Máfia da Loteria 1982
A Revista Placar denunciou rede de manipulação envolvendo a Loteria Esportiva. Jogadores, técnicos, dirigentes e árbitros se empenhavam em fabricar placares inesperados visando favorecer apostadores. Foram denunciadas 125 pessoas. Ninguém foi preso.
Na Europa
Calciocommesse (2011)
Acertos para beneficiar apostadores terminou com a suspensão do técnico Antonio Conte, da Juventus, do lateral Criscito e na prisão de Stefano Mauri, da Lazio. Jogadores famosos como o goleiro Buffon, o zagueiro Cannavaro e o volante Gattuso foram citados, mas nada foi provado.
Calciopoli (2006)
Cinco clubes da Série A do Italiano, Milan e Juventus entre eles, participavam de acertos envolvendo dirigentes e árbitros.
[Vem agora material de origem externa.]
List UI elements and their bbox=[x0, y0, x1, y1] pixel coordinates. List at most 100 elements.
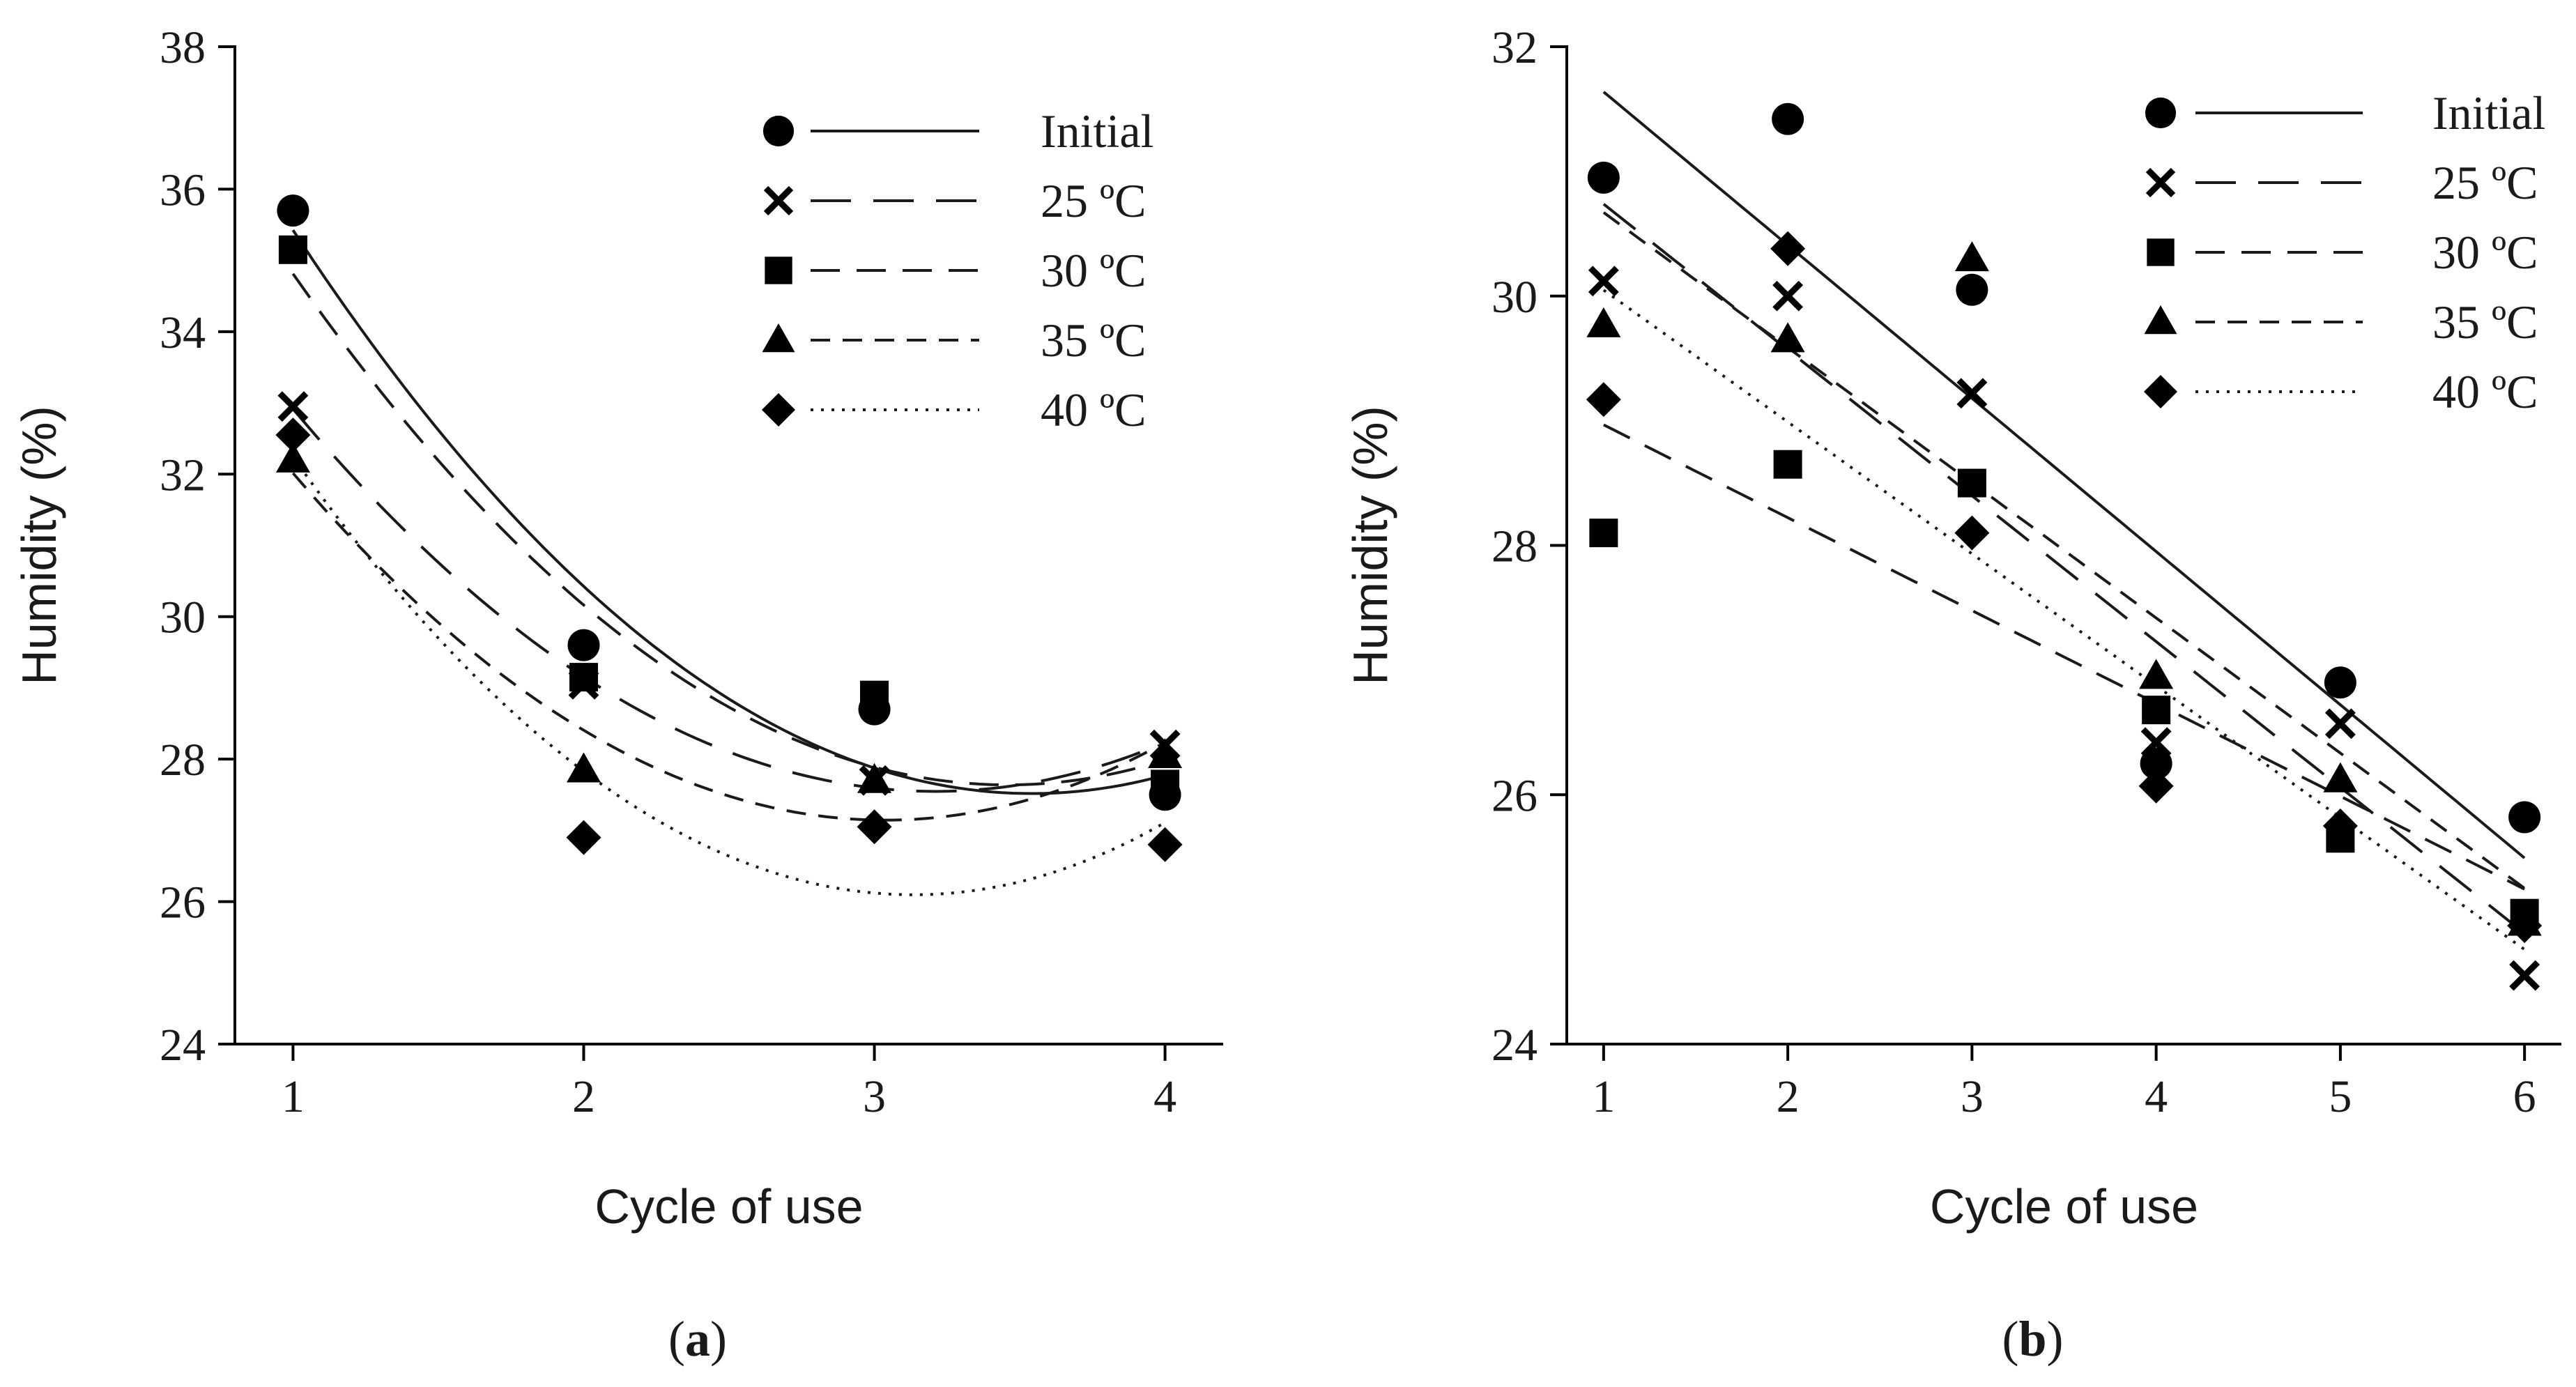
y-tick-label: 24 bbox=[1492, 1020, 1538, 1071]
legend-label-25-c: 25 ºC bbox=[2432, 156, 2538, 209]
data-point-35-c-cycle-3 bbox=[857, 763, 892, 793]
x-tick-label: 5 bbox=[2329, 1071, 2352, 1122]
legend-marker-25-c bbox=[2145, 167, 2176, 198]
x-tick-label: 2 bbox=[572, 1071, 595, 1122]
y-tick-label: 28 bbox=[1492, 521, 1538, 572]
data-point-25-c-cycle-4 bbox=[2140, 727, 2172, 758]
fit-line-30-c bbox=[291, 273, 1166, 787]
data-point-40-c-cycle-4 bbox=[1147, 827, 1183, 862]
panel-label-letter: b bbox=[2018, 1311, 2046, 1367]
fit-line-25-c bbox=[1602, 203, 2526, 935]
fit-line-initial bbox=[1602, 91, 2526, 859]
legend-marker-initial bbox=[2145, 97, 2177, 129]
fit-line-35-c bbox=[1602, 211, 2526, 890]
legend-label-35-c: 35 ºC bbox=[2432, 296, 2538, 348]
data-point-initial-cycle-5 bbox=[2324, 666, 2356, 699]
y-tick-label: 34 bbox=[160, 307, 206, 358]
data-point-30-c-cycle-2 bbox=[1773, 450, 1802, 479]
x-tick-label: 4 bbox=[1153, 1071, 1176, 1122]
legend-label-40-c: 40 ºC bbox=[2432, 365, 2538, 418]
data-point-initial-cycle-1 bbox=[1587, 161, 1620, 194]
data-point-30-c-cycle-1 bbox=[278, 235, 307, 264]
data-point-35-c-cycle-1 bbox=[275, 442, 310, 473]
y-tick-label: 30 bbox=[160, 592, 206, 643]
legend-label-30-c: 30 ºC bbox=[2432, 226, 2538, 279]
data-point-30-c-cycle-4 bbox=[1151, 769, 1180, 799]
legend-marker-25-c bbox=[763, 185, 794, 216]
data-point-40-c-cycle-1 bbox=[275, 417, 311, 453]
data-point-30-c-cycle-2 bbox=[569, 663, 598, 692]
data-point-25-c-cycle-1 bbox=[1588, 266, 1619, 297]
x-tick-label: 6 bbox=[2513, 1071, 2536, 1122]
data-point-initial-cycle-4 bbox=[2140, 747, 2172, 780]
legend-marker-30-c bbox=[2147, 238, 2175, 266]
fit-line-40-c bbox=[291, 456, 1166, 896]
data-point-40-c-cycle-3 bbox=[857, 809, 892, 845]
data-point-initial-cycle-2 bbox=[567, 629, 600, 661]
legend: Initial 25 ºC 30 ºC 35 ºC 40 ºC bbox=[762, 105, 1153, 436]
fit-line-initial bbox=[291, 229, 1166, 795]
data-point-35-c-cycle-4 bbox=[2139, 659, 2174, 689]
legend-label-35-c: 35 ºC bbox=[1041, 314, 1146, 367]
panel-label-close-paren: ) bbox=[710, 1311, 727, 1367]
legend-label-initial: Initial bbox=[2432, 86, 2545, 139]
data-point-35-c-cycle-3 bbox=[1954, 241, 1989, 272]
data-point-25-c-cycle-5 bbox=[2324, 708, 2356, 740]
data-point-40-c-cycle-5 bbox=[2322, 808, 2358, 843]
panel-label: (a) bbox=[668, 1311, 727, 1367]
legend-label-25-c: 25 ºC bbox=[1041, 174, 1146, 227]
data-point-initial-cycle-2 bbox=[1772, 102, 1804, 135]
x-tick-label: 2 bbox=[1777, 1071, 1800, 1122]
legend: Initial 25 ºC 30 ºC 35 ºC 40 ºC bbox=[2144, 86, 2545, 418]
x-axis-title: Cycle of use bbox=[1930, 1179, 2198, 1234]
y-tick-label: 30 bbox=[1492, 272, 1538, 323]
y-tick-label: 36 bbox=[160, 164, 206, 215]
data-point-40-c-cycle-6 bbox=[2507, 908, 2543, 944]
data-point-initial-cycle-6 bbox=[2508, 801, 2541, 834]
data-point-35-c-cycle-2 bbox=[1770, 322, 1805, 353]
panel-label-letter: a bbox=[685, 1311, 710, 1367]
data-point-25-c-cycle-3 bbox=[1956, 378, 1988, 409]
data-point-25-c-cycle-6 bbox=[2509, 960, 2540, 991]
y-tick-label: 26 bbox=[160, 878, 206, 928]
legend-marker-40-c bbox=[762, 393, 795, 427]
y-tick-label: 38 bbox=[160, 22, 206, 73]
legend-label-initial: Initial bbox=[1041, 105, 1153, 158]
x-tick-label: 1 bbox=[282, 1071, 305, 1122]
y-axis-title: Humidity (%) bbox=[12, 406, 66, 685]
x-tick-label: 3 bbox=[1961, 1071, 1984, 1122]
legend-marker-30-c bbox=[765, 256, 792, 284]
x-axis-title: Cycle of use bbox=[595, 1179, 863, 1234]
fit-line-40-c bbox=[1602, 289, 2526, 951]
fit-line-30-c bbox=[1603, 423, 2525, 891]
y-tick-label: 26 bbox=[1492, 770, 1538, 821]
data-point-30-c-cycle-3 bbox=[860, 680, 889, 710]
data-point-40-c-cycle-4 bbox=[2138, 768, 2174, 804]
data-point-35-c-cycle-1 bbox=[1586, 307, 1621, 337]
data-point-40-c-cycle-1 bbox=[1586, 382, 1621, 417]
y-tick-label: 32 bbox=[1492, 22, 1538, 73]
fit-line-35-c bbox=[291, 472, 1166, 822]
data-point-30-c-cycle-4 bbox=[2142, 696, 2171, 725]
data-point-25-c-cycle-1 bbox=[277, 391, 309, 422]
x-tick-label: 4 bbox=[2145, 1071, 2168, 1122]
legend-label-30-c: 30 ºC bbox=[1041, 244, 1146, 297]
legend-marker-35-c bbox=[762, 323, 795, 353]
panel-label: (b) bbox=[2002, 1311, 2063, 1367]
data-point-25-c-cycle-2 bbox=[1772, 280, 1804, 312]
data-point-40-c-cycle-2 bbox=[1770, 231, 1806, 266]
legend-marker-initial bbox=[762, 115, 795, 147]
data-point-35-c-cycle-5 bbox=[2323, 762, 2358, 792]
data-point-35-c-cycle-2 bbox=[566, 752, 601, 783]
x-tick-label: 3 bbox=[863, 1071, 886, 1122]
panel-label-close-paren: ) bbox=[2047, 1311, 2064, 1367]
y-tick-label: 24 bbox=[160, 1020, 206, 1071]
data-point-30-c-cycle-1 bbox=[1589, 519, 1618, 548]
data-point-40-c-cycle-2 bbox=[566, 820, 601, 855]
data-point-40-c-cycle-3 bbox=[1954, 515, 1990, 551]
panel-label-open-paren: ( bbox=[668, 1311, 685, 1367]
chart-panel-b: 24 26 28 30 32 1 2 3 4 5 6 Cycle of use Humidity (%)… bbox=[1343, 22, 2561, 1367]
panel-label-open-paren: ( bbox=[2002, 1311, 2018, 1367]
O escândalo fez a Juventus perdesse os títulos de 2005 e 2006 e acabasse rebaixada à Segunda Divisão. Milan, Lazio, Fiorentina e Reggina largaram na temporada seguinte com menos pontos.
Totonero (1980)
Máfia de apostadores aliciava jogadores, árbitros e dirigentes para combinar resultados das partidas do Totonero, uma loteria esportiva clandestina. O atacante Paolo Rossi foi um dos 37 denunciados. As punições se restringiram à Justiça Desportiva.